Opinion: 98-40
April 28, 1998
Digest: A judge may contribute to the local Police Benevolent Association as well as to local volunteer ambulance and firefighter organizations.
Rules: 22 NYCRR 100.4(A)(1); Opinions: 95-131(Vol. XIV), 89-146(Vol. III)
Opinion:
A judge asks if it is proper to contribute to the local Police Benevolent Association as well as to local volunteer ambulance and firefighter organizations.
Clearly, there is no impropriety committed when the judge merely contributes to a bona-fide civic, charitable, or fraternal organization serving the local volunteer ambulance corps or firefighter organization.
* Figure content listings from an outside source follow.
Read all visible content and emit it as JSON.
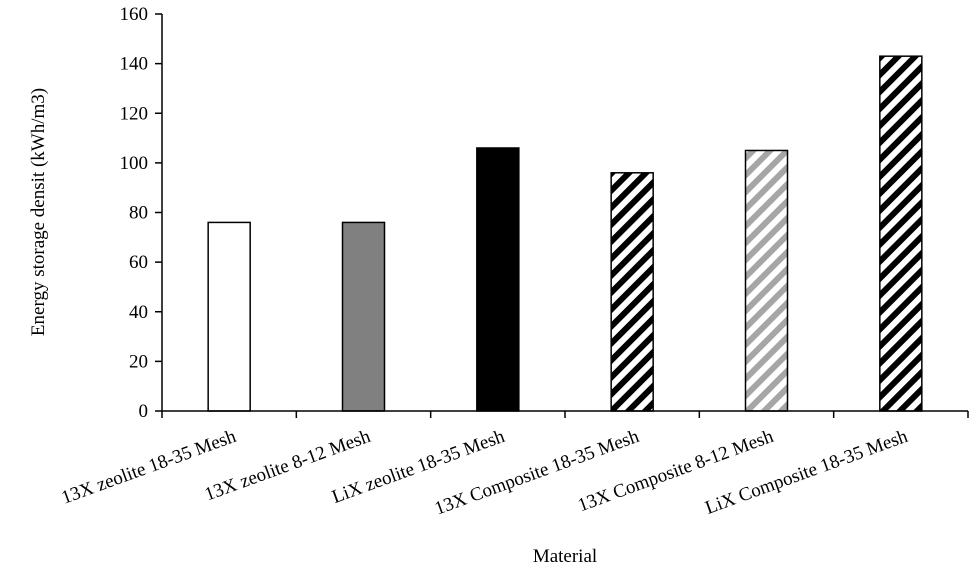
{
  "chart_data": {
    "type": "bar",
    "title": "",
    "xlabel": "Material",
    "ylabel": "Energy storage densit (kWh/m3)",
    "ylim": [
      0,
      160
    ],
    "yticks": [
      0,
      20,
      40,
      60,
      80,
      100,
      120,
      140,
      160
    ],
    "grid": false,
    "legend": "none",
    "categories": [
      "13X zeolite 18-35 Mesh",
      "13X zeolite 8-12 Mesh",
      "LiX zeolite 18-35 Mesh",
      "13X Composite 18-35 Mesh",
      "13X Composite 8-12 Mesh",
      "LiX Composite 18-35 Mesh"
    ],
    "values": [
      76,
      76,
      106,
      96,
      105,
      143
    ],
    "bar_styles": [
      {
        "fill": "solid",
        "color": "#ffffff"
      },
      {
        "fill": "solid",
        "color": "#808080"
      },
      {
        "fill": "solid",
        "color": "#000000"
      },
      {
        "fill": "hatch",
        "color": "#000000"
      },
      {
        "fill": "hatch",
        "color": "#a6a6a6"
      },
      {
        "fill": "hatch",
        "color": "#000000"
      }
    ]
  }
}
However, the local Police Benevolent Association represents police officers who regularly appear before the judge as witnesses and/or representatives of the People in a prosecutorial capacity and therefore, the judge's inquiry regarding contributions to the PBA merits further discussion.
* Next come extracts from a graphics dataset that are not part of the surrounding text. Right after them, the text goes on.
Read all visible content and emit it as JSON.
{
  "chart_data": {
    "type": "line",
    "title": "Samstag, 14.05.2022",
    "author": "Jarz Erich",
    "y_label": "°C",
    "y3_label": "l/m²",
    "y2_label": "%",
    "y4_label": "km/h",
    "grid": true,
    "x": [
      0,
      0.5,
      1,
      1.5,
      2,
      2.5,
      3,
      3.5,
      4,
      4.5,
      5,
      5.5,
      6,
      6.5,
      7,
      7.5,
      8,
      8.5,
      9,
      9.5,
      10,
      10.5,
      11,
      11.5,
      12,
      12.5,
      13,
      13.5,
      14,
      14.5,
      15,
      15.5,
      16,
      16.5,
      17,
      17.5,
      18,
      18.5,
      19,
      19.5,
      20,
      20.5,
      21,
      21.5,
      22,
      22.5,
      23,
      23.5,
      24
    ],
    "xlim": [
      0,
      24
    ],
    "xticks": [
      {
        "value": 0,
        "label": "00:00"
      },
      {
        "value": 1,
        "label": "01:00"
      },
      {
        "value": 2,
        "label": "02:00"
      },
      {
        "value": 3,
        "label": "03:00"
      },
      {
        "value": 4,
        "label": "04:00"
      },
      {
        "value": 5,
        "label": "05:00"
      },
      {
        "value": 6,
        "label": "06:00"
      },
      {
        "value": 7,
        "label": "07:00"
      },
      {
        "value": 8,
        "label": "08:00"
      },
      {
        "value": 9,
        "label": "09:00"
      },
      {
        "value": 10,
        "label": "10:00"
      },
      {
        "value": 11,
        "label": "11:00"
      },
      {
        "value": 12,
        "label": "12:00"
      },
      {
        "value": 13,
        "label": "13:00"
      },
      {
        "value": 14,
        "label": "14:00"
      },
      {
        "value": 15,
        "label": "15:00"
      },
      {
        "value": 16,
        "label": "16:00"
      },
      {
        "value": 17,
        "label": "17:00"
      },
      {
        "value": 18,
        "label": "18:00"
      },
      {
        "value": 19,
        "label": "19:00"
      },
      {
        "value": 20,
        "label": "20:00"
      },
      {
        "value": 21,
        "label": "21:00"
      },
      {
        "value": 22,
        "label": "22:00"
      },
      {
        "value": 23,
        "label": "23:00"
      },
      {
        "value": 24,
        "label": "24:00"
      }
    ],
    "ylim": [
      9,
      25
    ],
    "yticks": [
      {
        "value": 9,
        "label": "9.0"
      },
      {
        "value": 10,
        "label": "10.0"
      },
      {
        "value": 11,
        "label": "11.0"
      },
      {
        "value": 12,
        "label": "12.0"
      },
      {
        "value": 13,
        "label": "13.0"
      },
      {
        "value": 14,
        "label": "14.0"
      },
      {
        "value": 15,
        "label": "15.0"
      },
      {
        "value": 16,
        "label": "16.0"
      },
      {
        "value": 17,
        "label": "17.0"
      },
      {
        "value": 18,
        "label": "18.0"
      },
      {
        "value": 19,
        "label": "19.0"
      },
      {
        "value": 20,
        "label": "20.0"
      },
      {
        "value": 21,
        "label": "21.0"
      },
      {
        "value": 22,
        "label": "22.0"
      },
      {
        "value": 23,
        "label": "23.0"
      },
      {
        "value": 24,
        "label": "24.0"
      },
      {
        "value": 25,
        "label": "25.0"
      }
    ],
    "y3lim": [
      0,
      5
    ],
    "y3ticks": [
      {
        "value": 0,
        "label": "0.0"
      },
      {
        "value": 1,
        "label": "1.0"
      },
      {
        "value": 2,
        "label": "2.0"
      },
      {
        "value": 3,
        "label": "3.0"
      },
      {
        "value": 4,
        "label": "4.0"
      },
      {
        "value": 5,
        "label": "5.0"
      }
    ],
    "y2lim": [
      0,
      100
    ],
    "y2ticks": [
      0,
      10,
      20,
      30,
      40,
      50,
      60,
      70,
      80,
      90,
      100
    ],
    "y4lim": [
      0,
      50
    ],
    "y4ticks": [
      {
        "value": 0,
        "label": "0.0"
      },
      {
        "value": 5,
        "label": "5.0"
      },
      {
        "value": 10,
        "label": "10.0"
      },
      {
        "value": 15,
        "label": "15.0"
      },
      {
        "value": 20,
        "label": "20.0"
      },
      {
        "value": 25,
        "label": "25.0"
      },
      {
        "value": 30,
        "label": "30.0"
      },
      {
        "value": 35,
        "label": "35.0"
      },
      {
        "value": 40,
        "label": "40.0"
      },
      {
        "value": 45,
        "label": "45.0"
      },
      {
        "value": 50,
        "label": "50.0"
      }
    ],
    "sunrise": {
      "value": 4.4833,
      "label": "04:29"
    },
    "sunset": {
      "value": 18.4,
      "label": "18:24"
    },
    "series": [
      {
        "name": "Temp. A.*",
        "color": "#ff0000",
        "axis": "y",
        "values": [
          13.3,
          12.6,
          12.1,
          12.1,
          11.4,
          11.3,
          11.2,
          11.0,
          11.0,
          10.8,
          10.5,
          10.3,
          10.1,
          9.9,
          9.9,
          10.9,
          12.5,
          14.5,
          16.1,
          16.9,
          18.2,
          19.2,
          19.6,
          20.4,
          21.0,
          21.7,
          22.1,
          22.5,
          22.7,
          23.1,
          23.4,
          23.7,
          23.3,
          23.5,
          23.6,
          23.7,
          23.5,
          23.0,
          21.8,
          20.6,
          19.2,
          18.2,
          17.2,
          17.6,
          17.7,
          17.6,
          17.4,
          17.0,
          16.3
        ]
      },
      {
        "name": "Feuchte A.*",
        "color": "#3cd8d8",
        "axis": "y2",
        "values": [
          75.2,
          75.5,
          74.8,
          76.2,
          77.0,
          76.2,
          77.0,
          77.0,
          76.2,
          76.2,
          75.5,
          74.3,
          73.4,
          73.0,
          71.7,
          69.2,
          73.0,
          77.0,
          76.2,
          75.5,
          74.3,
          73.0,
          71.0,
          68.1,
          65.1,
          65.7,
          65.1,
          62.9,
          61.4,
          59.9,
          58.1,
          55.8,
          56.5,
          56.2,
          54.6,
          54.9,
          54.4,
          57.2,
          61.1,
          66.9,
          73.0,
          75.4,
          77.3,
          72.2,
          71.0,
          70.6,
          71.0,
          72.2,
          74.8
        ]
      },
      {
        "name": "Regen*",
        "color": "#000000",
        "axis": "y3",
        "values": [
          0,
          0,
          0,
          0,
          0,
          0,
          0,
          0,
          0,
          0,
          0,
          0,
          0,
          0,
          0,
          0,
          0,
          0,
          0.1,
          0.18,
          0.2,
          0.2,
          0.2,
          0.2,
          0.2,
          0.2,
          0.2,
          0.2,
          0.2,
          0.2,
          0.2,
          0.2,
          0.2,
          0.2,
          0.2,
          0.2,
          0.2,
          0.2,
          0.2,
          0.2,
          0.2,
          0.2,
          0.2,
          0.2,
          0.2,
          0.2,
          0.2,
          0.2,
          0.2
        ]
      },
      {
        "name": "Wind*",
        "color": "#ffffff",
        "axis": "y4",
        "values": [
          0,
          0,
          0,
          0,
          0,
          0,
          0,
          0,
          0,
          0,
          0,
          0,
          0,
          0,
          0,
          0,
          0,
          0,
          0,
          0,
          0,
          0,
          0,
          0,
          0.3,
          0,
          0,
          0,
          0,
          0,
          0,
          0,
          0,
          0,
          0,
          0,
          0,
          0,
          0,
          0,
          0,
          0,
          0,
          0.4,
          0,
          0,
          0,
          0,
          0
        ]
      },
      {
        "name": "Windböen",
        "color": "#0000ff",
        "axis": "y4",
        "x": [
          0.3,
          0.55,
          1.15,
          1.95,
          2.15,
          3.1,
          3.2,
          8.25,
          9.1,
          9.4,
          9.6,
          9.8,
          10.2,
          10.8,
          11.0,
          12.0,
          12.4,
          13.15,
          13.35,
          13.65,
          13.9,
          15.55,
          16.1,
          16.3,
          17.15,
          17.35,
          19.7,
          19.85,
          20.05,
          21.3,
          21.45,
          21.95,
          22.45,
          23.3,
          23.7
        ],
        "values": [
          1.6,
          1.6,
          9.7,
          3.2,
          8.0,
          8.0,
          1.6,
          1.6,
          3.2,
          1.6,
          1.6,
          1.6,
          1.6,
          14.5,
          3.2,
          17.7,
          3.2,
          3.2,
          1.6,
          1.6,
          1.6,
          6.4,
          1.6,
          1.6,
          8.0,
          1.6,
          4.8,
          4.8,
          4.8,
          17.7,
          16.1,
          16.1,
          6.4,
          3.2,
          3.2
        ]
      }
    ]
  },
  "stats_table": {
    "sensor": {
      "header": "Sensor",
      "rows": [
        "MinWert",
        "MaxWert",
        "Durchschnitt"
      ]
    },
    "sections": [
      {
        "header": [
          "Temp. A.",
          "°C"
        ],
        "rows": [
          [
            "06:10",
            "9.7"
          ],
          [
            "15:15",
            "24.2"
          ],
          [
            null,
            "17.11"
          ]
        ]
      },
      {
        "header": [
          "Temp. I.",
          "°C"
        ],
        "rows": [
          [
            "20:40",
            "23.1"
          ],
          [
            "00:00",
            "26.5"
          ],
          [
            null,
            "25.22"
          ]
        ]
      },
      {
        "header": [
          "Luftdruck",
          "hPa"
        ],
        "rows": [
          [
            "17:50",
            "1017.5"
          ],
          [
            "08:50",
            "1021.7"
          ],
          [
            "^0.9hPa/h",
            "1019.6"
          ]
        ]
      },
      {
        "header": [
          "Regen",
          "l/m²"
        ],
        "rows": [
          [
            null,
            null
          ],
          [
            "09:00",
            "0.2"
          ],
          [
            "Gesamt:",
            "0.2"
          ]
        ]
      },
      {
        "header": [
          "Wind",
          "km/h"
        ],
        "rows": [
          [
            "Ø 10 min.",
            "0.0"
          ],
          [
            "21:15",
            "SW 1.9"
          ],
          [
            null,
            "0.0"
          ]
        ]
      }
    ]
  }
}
In Opinion 89-46(Vol. III) the Committee determined that a judge may contribute to a legal services organization even if the organization sometimes represents litigants in the judge's court ("... it is of no moment from an ethical point of view that this organization sometimes appears representing litigants in the judge's court.")
Likewise, in Opinion 95-131(Vol. XIV), the Committee advised that it was ethically permissible for a judge to make a contribution to the Legal Aid Society. That is, "the mere making of such a contribution does not in any way cast reasonable doubt on the judge's capacity to act impartially as a judge (22 NYCRR 100.4(A)(1))."
It is therefore the opinion of this Committee that a judge may similarly contribute to the local Police Benevolent Association, even if the local police, who may be members of that group, regularly appear in the judge's court.